A new urbanization measurement tool called the Husqvarna Urban Green Space Index (HUGSI) ranked Amsterdam 57th and Rotterdam 68th out of 98 cities assessed for their literal greenness. According to their website, HUGSI applies computer vision and deep learning techniques on satellite images – acquired from the Copernicus project supported by European Commission and European Space Agency (ESA) – to assess the “size, proportion, distribution, and health of green space in urban areas.”
HUGSI studied 98 cities in 51 countries with “the ambition…to help safeguard and improve maintenance of green spaces in urban areas.” The cities were selected based on their status as C40 member cities, a “network of the world’s megacities with an ambition to collaborate effectively, share knowledge and drive meaningful, measurable and sustainable action on climate change.” The study also included the 4 non-C40 cities of Geneva (Switzerland), Brussels (Belgium), Gothenburg (Sweden) and Marseille (France), which HUGSI called “strategically important cities.”

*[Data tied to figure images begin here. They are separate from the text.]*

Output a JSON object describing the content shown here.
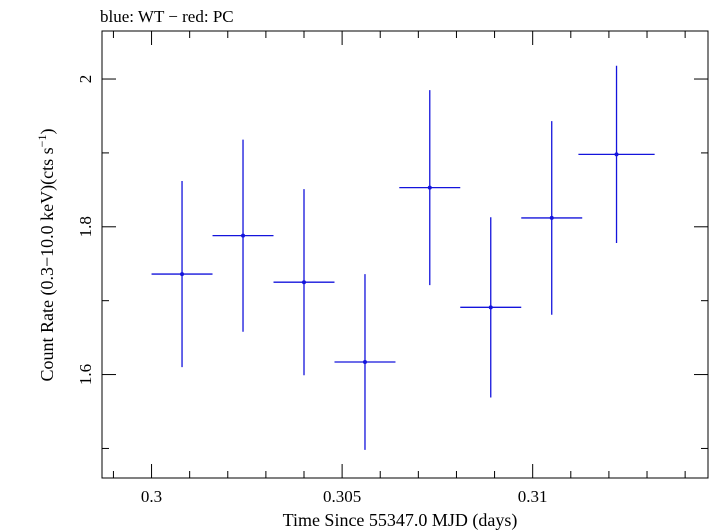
{
  "chart_data": {
    "type": "scatter",
    "title": "blue: WT − red: PC",
    "xlabel": "Time Since 55347.0 MJD (days)",
    "ylabel_main": "Count Rate (0.3−10.0 keV)(cts s",
    "ylabel_sup": "−1",
    "ylabel_close": ")",
    "xlim": [
      0.2987,
      0.3146
    ],
    "ylim": [
      1.46,
      2.065
    ],
    "xticks_major": [
      0.3,
      0.305,
      0.31
    ],
    "xtick_labels": [
      "0.3",
      "0.305",
      "0.31"
    ],
    "yticks_major": [
      1.6,
      1.8,
      2.0
    ],
    "ytick_labels": [
      "1.6",
      "1.8",
      "2"
    ],
    "x_minor_step": 0.001,
    "y_minor_step": 0.1,
    "grid": false,
    "series": [
      {
        "color": "#1414dc",
        "points": [
          {
            "x": 0.3008,
            "y": 1.736,
            "xerr": 0.0008,
            "yerr": 0.126
          },
          {
            "x": 0.3024,
            "y": 1.788,
            "xerr": 0.0008,
            "yerr": 0.13
          },
          {
            "x": 0.304,
            "y": 1.725,
            "xerr": 0.0008,
            "yerr": 0.126
          },
          {
            "x": 0.3056,
            "y": 1.617,
            "xerr": 0.0008,
            "yerr": 0.119
          },
          {
            "x": 0.3073,
            "y": 1.853,
            "xerr": 0.0008,
            "yerr": 0.132
          },
          {
            "x": 0.3089,
            "y": 1.691,
            "xerr": 0.0008,
            "yerr": 0.122
          },
          {
            "x": 0.3105,
            "y": 1.812,
            "xerr": 0.0008,
            "yerr": 0.131
          },
          {
            "x": 0.3122,
            "y": 1.898,
            "xerr": 0.001,
            "yerr": 0.12
          }
        ]
      }
    ]
  }
}
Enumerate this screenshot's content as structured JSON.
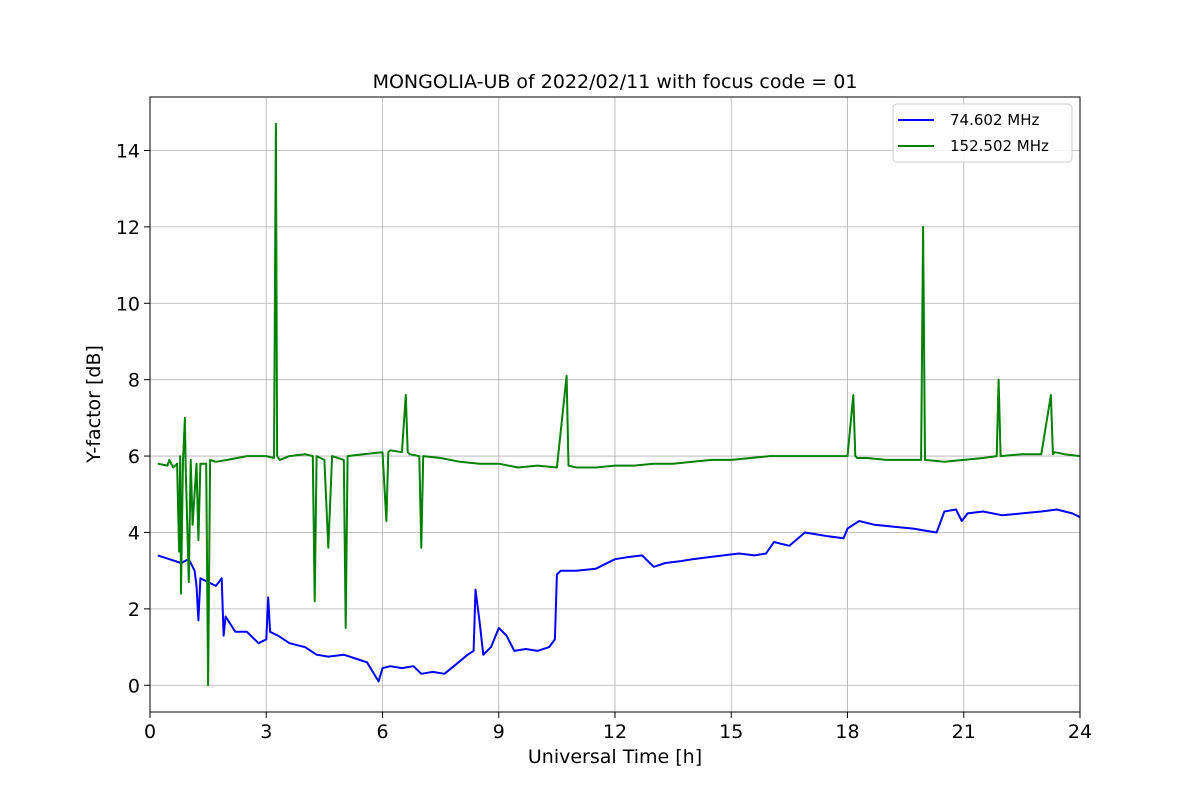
{
  "chart_data": {
    "type": "line",
    "title": "MONGOLIA-UB of 2022/02/11 with focus code = 01",
    "xlabel": "Universal Time [h]",
    "ylabel": "Y-factor [dB]",
    "xlim": [
      0,
      24
    ],
    "ylim": [
      -0.7,
      15.4
    ],
    "xticks": [
      0,
      3,
      6,
      9,
      12,
      15,
      18,
      21,
      24
    ],
    "xtick_labels": [
      "0",
      "3",
      "6",
      "9",
      "12",
      "15",
      "18",
      "21",
      "24"
    ],
    "yticks": [
      0,
      2,
      4,
      6,
      8,
      10,
      12,
      14
    ],
    "ytick_labels": [
      "0",
      "2",
      "4",
      "6",
      "8",
      "10",
      "12",
      "14"
    ],
    "grid": true,
    "legend_position": "top-right",
    "series": [
      {
        "name": " 74.602 MHz",
        "color": "#0000ff",
        "x": [
          0.2,
          0.5,
          0.8,
          1.0,
          1.15,
          1.2,
          1.25,
          1.3,
          1.5,
          1.7,
          1.85,
          1.9,
          1.95,
          2.2,
          2.5,
          2.8,
          3.0,
          3.05,
          3.1,
          3.3,
          3.6,
          4.0,
          4.3,
          4.6,
          5.0,
          5.3,
          5.6,
          5.9,
          6.0,
          6.2,
          6.5,
          6.8,
          7.0,
          7.3,
          7.6,
          7.9,
          8.2,
          8.35,
          8.4,
          8.5,
          8.6,
          8.8,
          9.0,
          9.2,
          9.4,
          9.7,
          10.0,
          10.3,
          10.45,
          10.5,
          10.6,
          11.0,
          11.5,
          12.0,
          12.3,
          12.7,
          13.0,
          13.3,
          13.7,
          14.0,
          14.4,
          14.8,
          15.2,
          15.6,
          15.9,
          16.1,
          16.5,
          16.9,
          17.2,
          17.5,
          17.9,
          18.0,
          18.3,
          18.7,
          19.2,
          19.7,
          20.0,
          20.3,
          20.5,
          20.8,
          20.95,
          21.1,
          21.5,
          22.0,
          22.5,
          23.0,
          23.4,
          23.8,
          24.0
        ],
        "y": [
          3.4,
          3.3,
          3.2,
          3.3,
          3.0,
          2.6,
          1.7,
          2.8,
          2.7,
          2.6,
          2.8,
          1.3,
          1.8,
          1.4,
          1.4,
          1.1,
          1.2,
          2.3,
          1.4,
          1.3,
          1.1,
          1.0,
          0.8,
          0.75,
          0.8,
          0.7,
          0.6,
          0.1,
          0.45,
          0.5,
          0.45,
          0.5,
          0.3,
          0.35,
          0.3,
          0.55,
          0.8,
          0.9,
          2.5,
          1.7,
          0.8,
          1.0,
          1.5,
          1.3,
          0.9,
          0.95,
          0.9,
          1.0,
          1.2,
          2.9,
          3.0,
          3.0,
          3.05,
          3.3,
          3.35,
          3.4,
          3.1,
          3.2,
          3.25,
          3.3,
          3.35,
          3.4,
          3.45,
          3.4,
          3.45,
          3.75,
          3.65,
          4.0,
          3.95,
          3.9,
          3.85,
          4.1,
          4.3,
          4.2,
          4.15,
          4.1,
          4.05,
          4.0,
          4.55,
          4.6,
          4.3,
          4.5,
          4.55,
          4.45,
          4.5,
          4.55,
          4.6,
          4.5,
          4.4
        ]
      },
      {
        "name": "152.502 MHz",
        "color": "#008000",
        "x": [
          0.2,
          0.45,
          0.5,
          0.6,
          0.7,
          0.75,
          0.78,
          0.8,
          0.85,
          0.9,
          0.92,
          1.0,
          1.05,
          1.1,
          1.2,
          1.25,
          1.3,
          1.45,
          1.5,
          1.55,
          1.7,
          2.0,
          2.5,
          3.0,
          3.2,
          3.25,
          3.28,
          3.35,
          3.6,
          4.0,
          4.2,
          4.25,
          4.3,
          4.5,
          4.6,
          4.7,
          5.0,
          5.05,
          5.1,
          5.5,
          6.0,
          6.1,
          6.15,
          6.2,
          6.5,
          6.6,
          6.65,
          6.7,
          6.95,
          7.0,
          7.05,
          7.5,
          8.0,
          8.5,
          9.0,
          9.5,
          10.0,
          10.5,
          10.75,
          10.8,
          11.0,
          11.5,
          12.0,
          12.5,
          13.0,
          13.5,
          14.0,
          14.5,
          15.0,
          15.5,
          16.0,
          16.5,
          17.0,
          17.5,
          18.0,
          18.15,
          18.2,
          18.25,
          18.5,
          19.0,
          19.5,
          19.9,
          19.95,
          20.0,
          20.5,
          21.0,
          21.5,
          21.85,
          21.9,
          21.95,
          22.5,
          23.0,
          23.25,
          23.3,
          23.35,
          23.6,
          24.0
        ],
        "y": [
          5.8,
          5.75,
          5.9,
          5.7,
          5.8,
          3.5,
          6.0,
          2.4,
          5.8,
          7.0,
          5.7,
          2.7,
          5.9,
          4.2,
          5.8,
          3.8,
          5.8,
          5.8,
          0.0,
          5.9,
          5.85,
          5.9,
          6.0,
          6.0,
          5.95,
          14.7,
          6.0,
          5.9,
          6.0,
          6.05,
          6.0,
          2.2,
          6.0,
          5.9,
          3.6,
          6.0,
          5.9,
          1.5,
          6.0,
          6.05,
          6.1,
          4.3,
          6.1,
          6.15,
          6.1,
          7.6,
          6.1,
          6.05,
          6.0,
          3.6,
          6.0,
          5.95,
          5.85,
          5.8,
          5.8,
          5.7,
          5.75,
          5.7,
          8.1,
          5.75,
          5.7,
          5.7,
          5.75,
          5.75,
          5.8,
          5.8,
          5.85,
          5.9,
          5.9,
          5.95,
          6.0,
          6.0,
          6.0,
          6.0,
          6.0,
          7.6,
          6.0,
          5.95,
          5.95,
          5.9,
          5.9,
          5.9,
          12.0,
          5.9,
          5.85,
          5.9,
          5.95,
          6.0,
          8.0,
          6.0,
          6.05,
          6.05,
          7.6,
          6.05,
          6.1,
          6.05,
          6.0
        ]
      }
    ]
  }
}
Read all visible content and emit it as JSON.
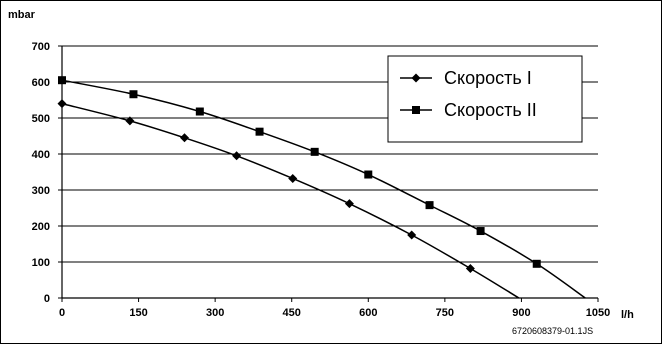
{
  "chart_data": {
    "type": "line",
    "ylabel": "mbar",
    "xlabel": "l/h",
    "xlim": [
      0,
      1050
    ],
    "ylim": [
      0,
      700
    ],
    "x_ticks": [
      0,
      150,
      300,
      450,
      600,
      750,
      900,
      1050
    ],
    "y_ticks": [
      0,
      100,
      200,
      300,
      400,
      500,
      600,
      700
    ],
    "grid": "horizontal",
    "legend_position": "top-right",
    "series": [
      {
        "name": "Скорость I",
        "marker": "diamond",
        "x": [
          0,
          133,
          240,
          342,
          452,
          563,
          685,
          800
        ],
        "y": [
          540,
          492,
          445,
          395,
          332,
          262,
          175,
          82
        ],
        "curve_end": [
          895,
          0
        ]
      },
      {
        "name": "Скорость II",
        "marker": "square",
        "x": [
          0,
          140,
          270,
          387,
          495,
          600,
          720,
          820,
          930
        ],
        "y": [
          605,
          566,
          518,
          462,
          406,
          343,
          258,
          186,
          95
        ],
        "curve_end": [
          1025,
          0
        ]
      }
    ],
    "footnote": "6720608379-01.1JS"
  },
  "colors": {
    "line": "#000000",
    "grid": "#000000"
  }
}
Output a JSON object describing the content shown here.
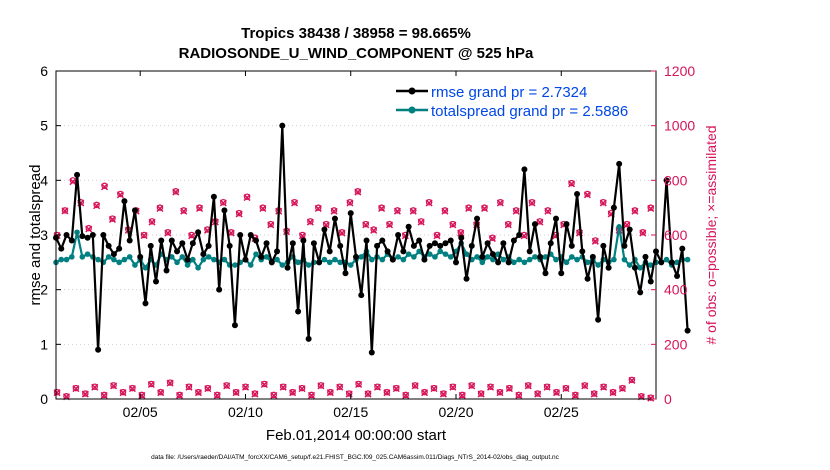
{
  "title": {
    "line1": "Tropics 38438 / 38958 = 98.665%",
    "line2": "RADIOSONDE_U_WIND_COMPONENT @ 525 hPa"
  },
  "footer": "data file: /Users/raeder/DAI/ATM_forcXX/CAM6_setup/f.e21.FHIST_BGC.f09_025.CAM6assim.011/Diags_NTrS_2014-02/obs_diag_output.nc",
  "chart_data": {
    "type": "line",
    "title": "Tropics 38438 / 38958 = 98.665%  RADIOSONDE_U_WIND_COMPONENT @ 525 hPa",
    "xlabel": "Feb.01,2014 00:00:00 start",
    "ylabel_left": "rmse and totalspread",
    "ylabel_right": "# of obs: o=possible; ×=assimilated",
    "xlim": [
      1,
      29.5
    ],
    "ylim_left": [
      0,
      6
    ],
    "ylim_right": [
      0,
      1200
    ],
    "x_ticks": [
      5,
      10,
      15,
      20,
      25
    ],
    "x_tick_labels": [
      "02/05",
      "02/10",
      "02/15",
      "02/20",
      "02/25"
    ],
    "y_left_ticks": [
      "0",
      "1",
      "2",
      "3",
      "4",
      "5",
      "6"
    ],
    "y_right_ticks": [
      "0",
      "200",
      "400",
      "600",
      "800",
      "1000",
      "1200"
    ],
    "colors": {
      "rmse": "#000000",
      "spread": "#008080",
      "obs": "#d6145a",
      "legend_text": "#0047e6"
    },
    "legend": [
      {
        "name": "rmse grand pr = 2.7324",
        "series": "rmse"
      },
      {
        "name": "totalspread grand pr = 2.5886",
        "series": "spread"
      }
    ],
    "x_step": 0.25,
    "x_start": 1.0,
    "rmse": [
      2.95,
      2.75,
      3.0,
      2.9,
      4.1,
      2.98,
      2.95,
      3.0,
      0.9,
      3.0,
      2.8,
      2.65,
      2.75,
      3.62,
      2.9,
      3.45,
      2.6,
      1.75,
      2.8,
      2.15,
      2.9,
      2.35,
      2.9,
      2.7,
      2.85,
      2.55,
      2.85,
      3.05,
      2.65,
      2.8,
      3.7,
      2.0,
      3.45,
      2.8,
      1.35,
      3.0,
      2.55,
      3.0,
      2.9,
      2.6,
      2.85,
      2.5,
      2.7,
      5.0,
      2.4,
      2.85,
      1.6,
      2.9,
      1.1,
      2.85,
      2.5,
      3.1,
      2.7,
      3.3,
      2.8,
      2.3,
      3.4,
      2.6,
      1.9,
      2.9,
      0.85,
      2.8,
      2.9,
      2.7,
      2.55,
      3.0,
      2.7,
      3.15,
      2.8,
      2.9,
      2.55,
      2.8,
      2.85,
      2.8,
      2.85,
      2.9,
      2.5,
      2.95,
      2.2,
      2.8,
      3.3,
      2.6,
      2.85,
      2.65,
      2.5,
      2.85,
      2.5,
      2.9,
      3.0,
      4.2,
      2.7,
      3.2,
      2.6,
      2.3,
      2.85,
      3.3,
      2.3,
      3.2,
      2.8,
      3.75,
      2.7,
      2.2,
      2.6,
      1.45,
      2.8,
      2.4,
      3.5,
      4.3,
      2.8,
      3.1,
      2.4,
      1.95,
      2.6,
      2.15,
      2.7,
      2.5,
      4.0,
      2.5,
      2.25,
      2.75,
      1.25
    ],
    "spread": [
      2.5,
      2.55,
      2.55,
      2.6,
      3.05,
      2.6,
      2.65,
      2.6,
      2.55,
      2.5,
      2.6,
      2.55,
      2.5,
      2.55,
      2.6,
      2.45,
      2.55,
      2.4,
      2.55,
      2.45,
      2.65,
      2.55,
      2.6,
      2.5,
      2.6,
      2.45,
      2.55,
      2.4,
      2.55,
      2.6,
      2.55,
      2.5,
      2.55,
      2.45,
      2.45,
      2.5,
      2.55,
      2.45,
      2.65,
      2.55,
      2.6,
      2.5,
      2.55,
      2.45,
      2.5,
      2.6,
      2.5,
      2.55,
      2.45,
      2.5,
      2.5,
      2.55,
      2.5,
      2.55,
      2.5,
      2.5,
      2.45,
      2.55,
      2.6,
      2.7,
      2.55,
      2.6,
      2.55,
      2.65,
      2.55,
      2.6,
      2.55,
      2.65,
      2.6,
      2.7,
      2.6,
      2.65,
      2.6,
      2.7,
      2.65,
      2.6,
      2.7,
      2.85,
      2.65,
      2.55,
      2.6,
      2.5,
      2.6,
      2.55,
      2.65,
      2.55,
      2.6,
      2.5,
      2.55,
      2.5,
      2.55,
      2.6,
      2.55,
      2.6,
      2.65,
      2.55,
      2.6,
      2.5,
      2.6,
      2.55,
      2.6,
      2.5,
      2.55,
      2.45,
      2.55,
      2.5,
      2.55,
      3.15,
      2.55,
      2.45,
      2.55,
      2.4,
      2.5,
      2.45,
      2.5,
      2.5,
      2.55,
      2.45,
      2.5,
      2.55,
      2.55
    ],
    "obs_possible_high": [
      600,
      690,
      800,
      720,
      625,
      710,
      780,
      660,
      750,
      620,
      690,
      600,
      650,
      700,
      610,
      760,
      690,
      600,
      700,
      620,
      650,
      720,
      610,
      680,
      740,
      590,
      700,
      640,
      690,
      615,
      720,
      600,
      650,
      700,
      640,
      690,
      610,
      720,
      760,
      640,
      620,
      700,
      640,
      690,
      600,
      690,
      650,
      720,
      600,
      690,
      640,
      610,
      700,
      640,
      700,
      590,
      720,
      640,
      690,
      600,
      720,
      650,
      690,
      600,
      640,
      790,
      610,
      750,
      580,
      720,
      680,
      620,
      640,
      690,
      610,
      700
    ],
    "obs_assim_high": [
      598,
      688,
      795,
      717,
      622,
      707,
      776,
      657,
      747,
      617,
      687,
      598,
      647,
      697,
      607,
      757,
      687,
      597,
      697,
      617,
      647,
      717,
      607,
      677,
      737,
      587,
      697,
      637,
      687,
      612,
      717,
      597,
      647,
      697,
      637,
      687,
      607,
      717,
      757,
      637,
      617,
      697,
      637,
      687,
      597,
      687,
      647,
      717,
      597,
      687,
      637,
      607,
      697,
      637,
      697,
      587,
      717,
      637,
      687,
      597,
      717,
      647,
      687,
      597,
      637,
      787,
      607,
      747,
      577,
      717,
      677,
      617,
      637,
      687,
      607,
      697
    ],
    "obs_possible_low": [
      25,
      10,
      40,
      20,
      45,
      15,
      50,
      25,
      40,
      15,
      55,
      25,
      60,
      15,
      45,
      25,
      40,
      15,
      50,
      25,
      45,
      20,
      55,
      15,
      45,
      25,
      40,
      15,
      50,
      25,
      45,
      20,
      55,
      20,
      45,
      25,
      40,
      15,
      50,
      25,
      40,
      20,
      45,
      15,
      50,
      20,
      45,
      25,
      40,
      15,
      50,
      20,
      45,
      25,
      40,
      15,
      50,
      20,
      45,
      25,
      40,
      70,
      10,
      5
    ],
    "obs_assim_low": [
      23,
      8,
      38,
      18,
      43,
      13,
      48,
      23,
      38,
      13,
      53,
      23,
      58,
      13,
      43,
      23,
      38,
      13,
      48,
      23,
      43,
      18,
      53,
      13,
      43,
      23,
      38,
      13,
      48,
      23,
      43,
      18,
      53,
      18,
      43,
      23,
      38,
      13,
      48,
      23,
      38,
      18,
      43,
      13,
      48,
      18,
      43,
      23,
      38,
      13,
      48,
      18,
      43,
      23,
      38,
      13,
      48,
      18,
      43,
      23,
      38,
      68,
      8,
      3
    ]
  }
}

Of the 24 European cities studied, Amsterdam ranked 18th and Rotterdam ranked 22nd. Amsterdam received an overall score of 56.6 out of 100 with a total of 30% green space. HUGSI reported 11% of Amsterdam is covered in grass and 19% trees. Rotterdam ranked lower than Amsterdam with a total green space of 26%, including 16% tree coverage and just 10% of the city covered in grass.
HUGSI ranked the South African city Durban as the greenest city of those studied with an overall score of 84 out of 100, 60% total green space, 42% of the city covered in trees and 18% of the city covered in grass. The index ranked Brussels as the city with the best health of vegetation; Dhaka, Bangladesh as the best distribution of green; and the survey found the city with the most green space per capita to be Austin, Texas.